Embora não acreditemos que uma empresa possa exigir que haja harmonia entre todas as pessoas, achamos que a comunidade do Airbnb possa promover empatia e compreensão em todas as culturas.”

Na prática, o AirBnb irá proibir que os anfitriões da plataforma recusem um hóspede com base na raça, na cor, na etnia, na nacionalidade, na religião, na orientação sexual, deficiência, no sexo ou no estado civil. Tudo para garantir que os usuários da plataforma sintam-se bem-vindos e respeitados nesta comunidade. Cada anfitrião e hóspede deverá aceitar estes princípios e normas para utilizar a plataforma e, caso não sigam de acordo, o AirBnb terá o direito de excluir sua conta e oferta do ar.

A discriminação também está despontando como tema em outros serviços digitais novos. Uma pesquisa norte-americana apontou que a experiência de serviços como Uber, Lyft e Flywheel é diferente para mulheres e para pessoas negras. Pelo menos é o que acontece em cidades como Seattle e Boston, onde usuários realizaram esta pesquisa. As taxas de cancelamento e tempo de espera para confirmação da corrida são mais altas para passageiros e motoristas negros do que para os brancos. E as mulheres que utilizam o serviço foram levadas para rotas mais longas e demoradas pelos motoristas contratados.

Nossos valores

Confiança e respeito podem e devem ser valores compartilhados e estimulados por empresas globais como estas dos exemplos.

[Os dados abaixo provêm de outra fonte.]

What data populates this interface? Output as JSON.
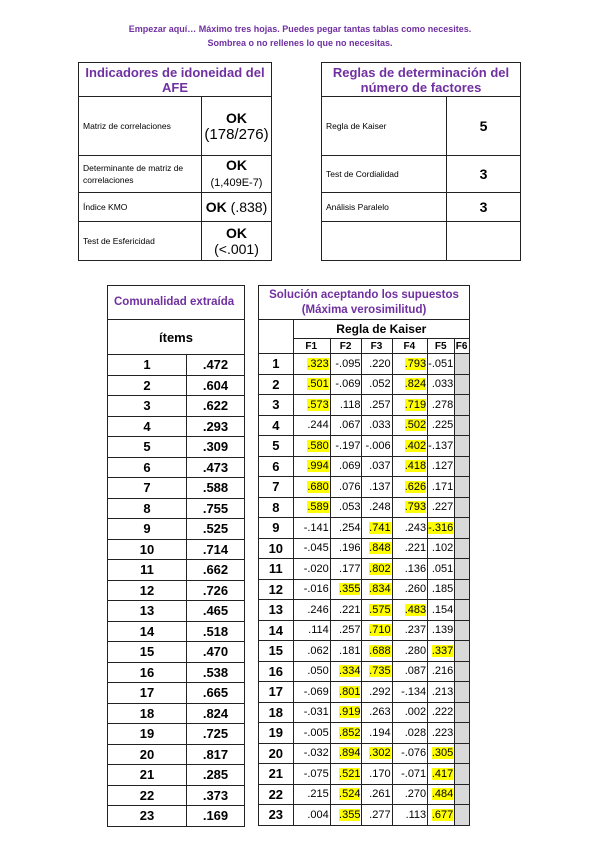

Nós também defendemos a transparência nas transações e colocamos o bem-estar e a ética de todos acima de interesses comerciais. No nosso negócio, isso quer dizer que não recomendamos produtos por nenhum outro motivo além da adequação técnica que ele possa ter com o consumidor. Fazemos o nosso melhor nessa análise e busca. Acreditamos no empoderamento das pessoas e em um futuro onde fabricantes e marcas não conseguirão mais confundir consumidores com marketing e informações confusas. Enquanto isso, utilizamos o nosso conhecimento e da nossa comunidade para que qualquer pessoa possa acessar gratuitamente e fazer a sua vida ser mais prática.

Nossa motivação está nas pessoas e na sua relação com a tecnologia.